Four per cent said they felt too unwell to work because of their period symptoms every month.
The YouGov survey for the CIPD involved 2,060 women aged 18-60. Around one in seven (15%) had a menstrual condition, such as polycystic ovary syndrome (PCOS), premenstrual dysphoric disorder or endometriosis.
Period pain at work
Two-thirds of respondents said their organisation does not provide support for menstruation or menstrual health via their policies, guidance or training.
Of those that have seen some support, the most common type was free period products (18%) followed by paid sick leave (15%) and paid time off for medical appointments (12%).
Aside from free period products (53%), planned flexible working (44%) and more breaks when needed (41%) were the most desired support mechanisms, but less than one in 10 employees have access to either, according to the CIPD.
Claire McCartney, senior resourcing and inclusion adviser at the CIPD said: “Our latest report on menstruation and support at work underscores the need for a more empathetic and understanding working environment.

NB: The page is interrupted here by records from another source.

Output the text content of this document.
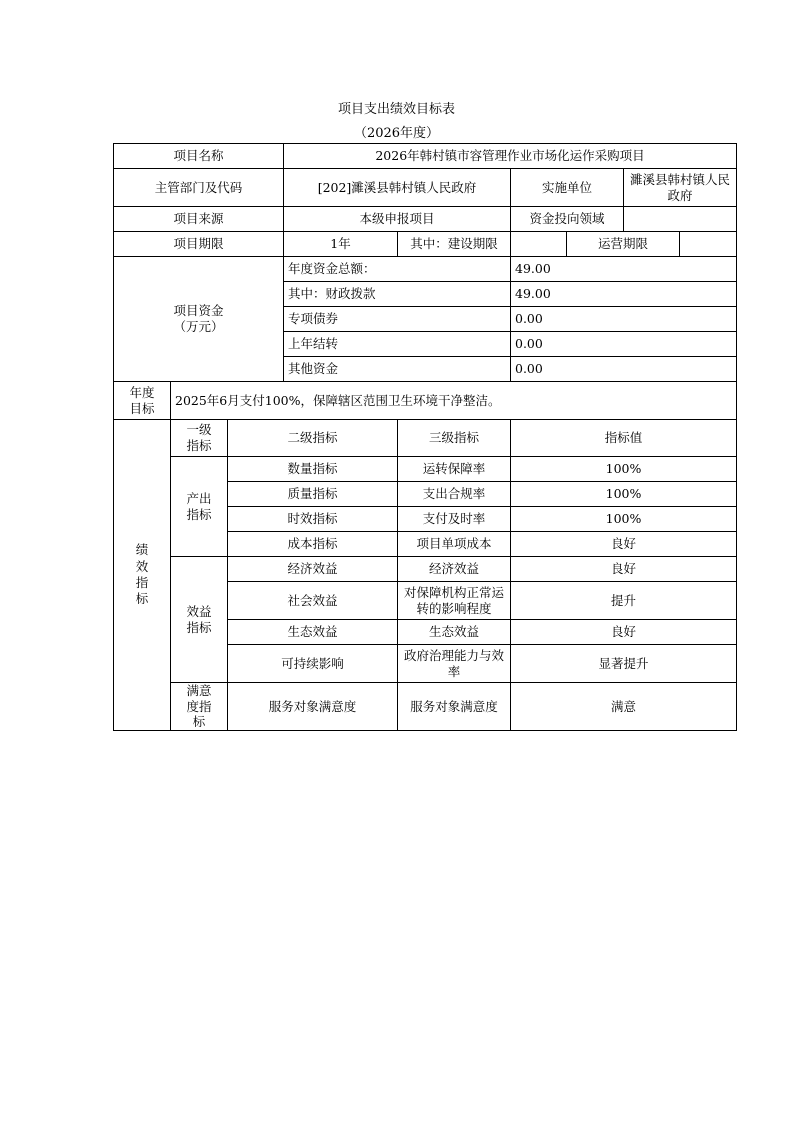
项目支出绩效目标表
（2026年度）
项目名称			2026年韩村镇市容管理作业市场化运作采购项目					
主管部门及代码			[202]濉溪县韩村镇人民政府		实施单位		濉溪县韩村镇人民政府	
项目来源			本级申报项目		资金投向领域			
项目期限			1年	其中：建设期限		运营期限		
项目资金（万元）			年度资金总额：		49.00			
			其中：财政拨款		49.00			
			专项债券		0.00			
			上年结转		0.00			
			其他资金		0.00			
年度目标	2025年6月支付100%，保障辖区范围卫生环境干净整洁。							
绩效指标	一级指标	二级指标		三级指标	指标值			
	产出指标	数量指标		运转保障率	100%			
		质量指标		支出合规率	100%			
		时效指标		支付及时率	100%			
		成本指标		项目单项成本	良好			
	效益指标	经济效益		经济效益	良好			
		社会效益		对保障机构正常运转的影响程度	提升			
		生态效益		生态效益	良好			
		可持续影响		政府治理能力与效率	显著提升			
	满意度指标	服务对象满意度		服务对象满意度	满意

Menstruation is a natural part of many employees’ lives, and it shouldn’t be a barrier to success or wellbeing.
“Employers can greatly improve the working lives of employees who experience menstruation symptoms by creating inclusive, supportive work environments and training managers to have a better understanding of the impact it can have. A lot can be done without huge cost to businesses including the adoption of more flexible working practices and signposting to external resources.”
The report recommends that employers support women by building inclusive and open cultures where dialogue about periods is normalised; tackle stigma through awareness days and guidance; train managers; and ensure a supportive framework is in place via relevant policies, such as flexible working or sickness absence policies.
It also recommends that organisations put specific support in place for employees with menstrual health conditions by:
- training managers so that they can support staff based on individual need and can signpost to support
- encourage staff to open up about their condition by making explicit references to it in policies and practices, and making it clear that any sharing of information will be treated discretely and with compassion
- ensuring employees have easy access to information and support, such as any employee assistance programme or health and wellbeing benefits
- managing absence and performance management with compassion and flexibility
- providing access to work adjustments and training to help them manage their condition at work.